“I’m never going into the book business,” a young Liam McGahern insisted to his father Patrick on one of many book-scouting sessions disguised as family vacations. What a liar that Liam proved to be. Not only is he now running the Ottawa rare book store that his father started in 1969, his doing so has established one of the first book store “dynasties” in Canada; at least according to David Mason, a noted Toronto rare book seller. The small store is a destination for business travellers and Ottawa residents alike. The visitors are those who have purchased from a Patrick McGahern catalogue, and are eager to experience the tall stacks of printed treasures in person.

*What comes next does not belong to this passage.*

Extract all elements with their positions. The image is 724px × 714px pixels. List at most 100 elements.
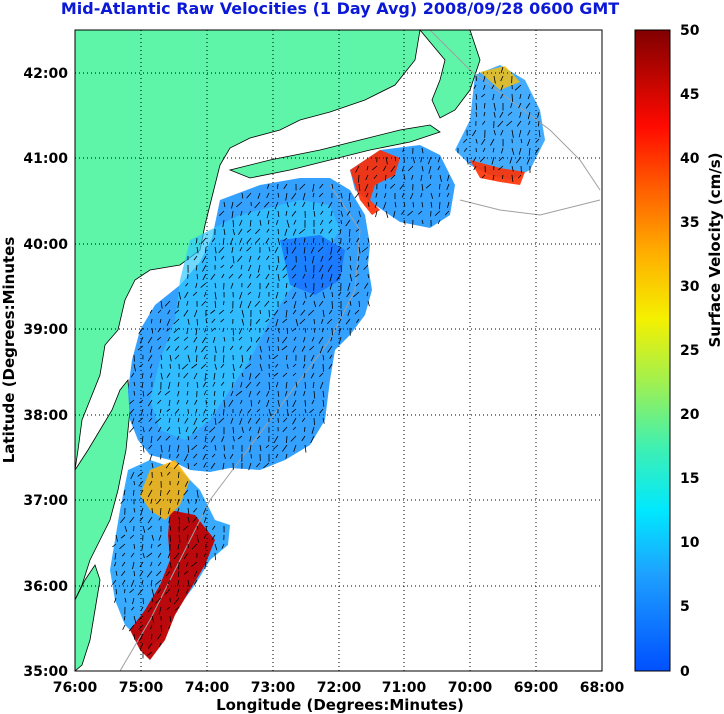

In 1969, Patrick McGahern bought a small paperback store called the Book Boutique in Ottawa’s Glebe neighborhood for $1000. Spending decades in the increasingly fashionable Glebe, Patrick McGahern Books was a general used bookstore that specialized in Canada and the Arctic. Three years ago the McGaherns relocated again, this time to the third floor of a handsome low-rise building in the Byward Market to focus exclusively on rare books.
Liam McGahern explains that most rare book sales come not from foot traffic, but from the detailed specialty catalogues that are sent by mail and email to a network of contacts built over forty years in the business. The third-floor location has led to self-selection amongst the walk-in customers. The flights of steps ensures that only true book-lovers will find their way into the shop. On the Thursday afternoon when we spoke, one such book-lover made his way up the stairs carrying a folio sized treatise on the exploration of Guyana in the early nineteenth century, complete with twelve colored plates. The McGaherns purchased it and the beautiful book likely won’t last long on one of the shop’s elegant wooden bookshelves before arriving in the library of a lucky collector.
The rise of the net, while damaging to generalist shops, has allowed specialists like the McGaherns to thrive. Catalogue sales of Arctic and travel books are booming. While the trend is encouraging, Liam McGahern is worried about sustaining the shop into the future. The elder McGahern, who still works full time, is dismissive of the claim that people will stop buying books. He’s been hearing for his whole career that the end is nigh but reminds his son that there will always be people with newly paid off mortgages and empty nests, seeking an outlet for their time, energy, and disposable income. For many, collecting books will be that outlet.
When asked why he chose to go into the family business despite his early protestations, McGahern explains that he valued the opportunity to run a business, be his own boss and make his own decisions. “And besides,” he says, “in this business, we get to own the books of kings. Even if it’s only for a little while.”